Pagebluk Kebohongan
Meminjam istilah pengamat politik J Kristiadi, iklim kita saat ini terlanda pagebluk kebohongan. Pagebluk dalam istilah Jawa berarti ’musim wabah penyakit’. Yang pernah kita alami, misalnya, pagebluk sampar, malaria, TBC, dan tentu demam berdarah dengue. Semuanya menimbulkan korban.
Pagebluk kebohongan mengakibatkan lebih dari 400 petugas KPPS meninggal, belum termasuk petugas keamanan, tidak diapresiasi pengorbanannya. Mereka malah dijadikan amunisi, disangsikan kematiannya, bahkan ditiupkan isu racun. Bukan kelelahan.
Rakyat sudah lelah dicekoki kebohongan, terutama dalam masa kampanye. Diawali dengan kebohongan Ratna Sarumpaet, yang sampai memicu usul Hari Nasional Kebohongan. Ini terus berlangsung sehingga benar ucapan Presiden Perancis Charles de Gaulle, ”Politisi tidak pernah percaya atas ucapannya sendiri. Mereka justru terkejut jika rakyat memercayainya.”
Kalau kita rangkum segala kebohongan itu, kesimpulannya adalah paradoks masyarakat digital: bahwa kelimpahan informasi digital ternyata tidak berbanding lurus dengan kedewasaan bertindak atau mengambil keputusan. Hal ini malah menjerumuskan masyarakat dalam epidemi irasionalitas.
Polarisasi yang mulai berlangsung sejak Pemilu Presiden 2014, Pilkada DKI Jakarta 2017, dan kini Pemilu Presiden 2019 memunculkan nama-nama yang layak disebut Si Pahit Lidah. Makin lama makin menjadi dan makin terang-terangan dalam berbohong. Mereka makin populer dalam sorak-sorai para pengikutnya. Artinya apa?
Media dalam hal ini memberikan andil bahwa media jurnalistik belum sepenuhnya hadir sebagai alternatif yang lebih baik daripada medsos. Media arus utama belum menjadi rujukan semua pihak. Akibatnya, masyarakat kesulitan membedakan antara gosip, spekulasi, informasi, dan berita yang digarap mengikuti kaidah jurnalistik.

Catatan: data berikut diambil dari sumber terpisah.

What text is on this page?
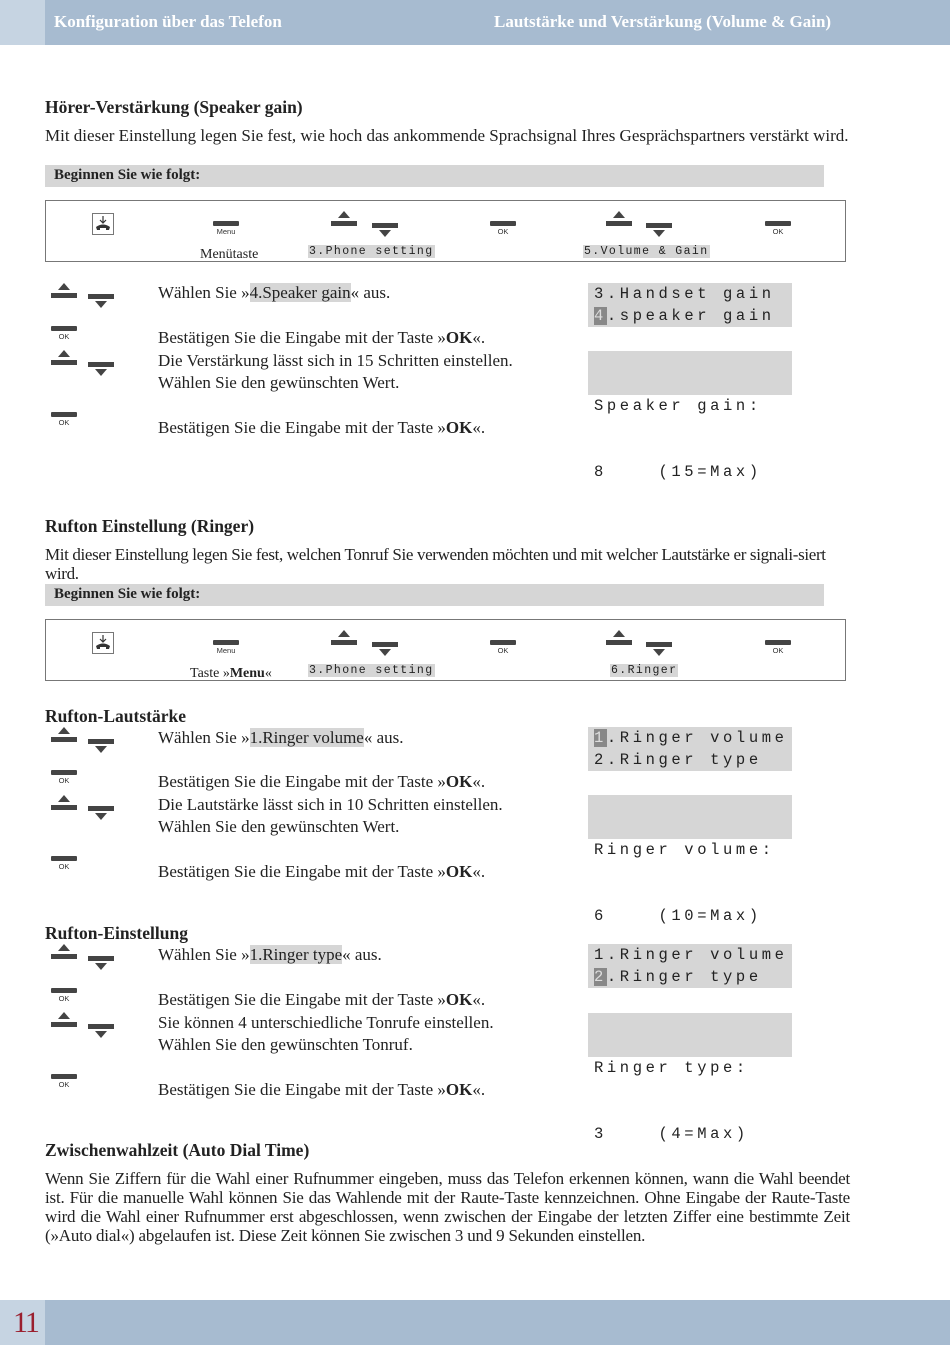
Konfiguration über das Telefon	Lautstärke und Verstärkung (Volume & Gain)
Hörer-Verstärkung (Speaker gain)
Mit dieser Einstellung legen Sie fest, wie hoch das ankommende Sprachsignal Ihres Gesprächspartners verstärkt wird.
Beginnen Sie wie folgt:
Menu
Menütaste	3.Phone setting
OK
5.Volume & Gain
OK
Wählen Sie »4.Speaker gain« aus.
OK	Bestätigen Sie die Eingabe mit der Taste »OK«.
Die Verstärkung lässt sich in 15 Schritten einstellen.
Wählen Sie den gewünschten Wert.
OK	Bestätigen Sie die Eingabe mit der Taste »OK«.
3.Handset gain
4.speaker gain

Speaker gain:

8    (15=Max)

Rufton Einstellung (Ringer)
Mit dieser Einstellung legen Sie fest, welchen Tonruf Sie verwenden möchten und mit welcher Lautstärke er signali-siert wird.
Beginnen Sie wie folgt:
Menu
Taste »Menu«	3.Phone setting
OK
6.Ringer
OK
Rufton-Lautstärke
Wählen Sie »1.Ringer volume« aus.
OK	Bestätigen Sie die Eingabe mit der Taste »OK«.
Die Lautstärke lässt sich in 10 Schritten einstellen.
Wählen Sie den gewünschten Wert.
OK	Bestätigen Sie die Eingabe mit der Taste »OK«.
1.Ringer volume
2.Ringer type

Ringer volume:

6    (10=Max)

Rufton-Einstellung
Wählen Sie »1.Ringer type« aus.
OK	Bestätigen Sie die Eingabe mit der Taste »OK«.
Sie können 4 unterschiedliche Tonrufe einstellen.
Wählen Sie den gewünschten Tonruf.
OK	Bestätigen Sie die Eingabe mit der Taste »OK«.
1.Ringer volume
2.Ringer type

Ringer type:

3    (4=Max)

Zwischenwahlzeit (Auto Dial Time)
Wenn Sie Ziffern für die Wahl einer Rufnummer eingeben, muss das Telefon erkennen können, wann die Wahl beendet ist. Für die manuelle Wahl können Sie das Wahlende mit der Raute-Taste kennzeichnen. Ohne Eingabe der Raute-Taste wird die Wahl einer Rufnummer erst abgeschlossen, wenn zwischen der Eingabe der letzten Ziffer eine bestimmte Zeit (»Auto dial«) abgelaufen ist. Diese Zeit können Sie zwischen 3 und 9 Sekunden einstellen.
11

Maka, yang terjadi adalah bohong dianggap sebagai kebenaran, sementara yang benar justru dianggap sebagai fitnah. Situasi ini benar-benar mematikan akal sehat.Pasca-Pemilu 2019, tampaknya kita sungguh perlu meruwat kembali kewarasan berpikir.
IGN SUNITO Bintaro, Tangsel
Pelajaran Berharga
Kerusuhan pada 22 Mei 2019 di beberapa tempat di Jakarta menorehkan noktah hitam bagi proses berdemokrasi di negeri ini. Sejumlah orang telah menjadi korban dalam peristiwa tersebut. Ada yang meninggal, luka berat, dan luka ringan.
Namun, yang harus digarisbawahi dari peristiwa ini adalah sebagian besar korban adalah kalangan anak-anak muda, 294 orang berusia 20-29 tahun dan 170 orang lainnya berusia di bawah 19 tahun.
Ini suatu catatan serius bagi orangtua akan pentingnya pengawasan terhadap anak, khususnya yang terkait dengan aktivitas di luar rumah. Statistik di atas menjadi bukti bahwa para orangtua selama ini kurang peduli, bahkan lalai, dalam mengawasi sikap dan perilaku anak di luar rumah.
Padahal, orangtua menjadi inti terpenting sebuah proses pendidikan. Ancaman terbesar anak adalah pengaruh lingkungan di luar rumah, yang sangat sulit dideteksi dan dikontrol.
Kerusuhan 22 Mei 2019 menjadi pelajaran berharga bagi kita semua, khususnya orangtua, agar lebih peduli terhadap segala aktivitas anak. Menganggap anak ”sudah cukup dewasa” adalah kekeliruan besar yang banyak dilakukan para orangtua, terutama yang tinggal di kota-kota besar.
Banyaknya anak di bawah umur yang menjadi korban kerusuhan harus dimaknai sebagai sebuah kegagalan dan catatan merah bagi para orangtua, utamanya dalam aspek kepedulian, perhatian, dan pengawasan.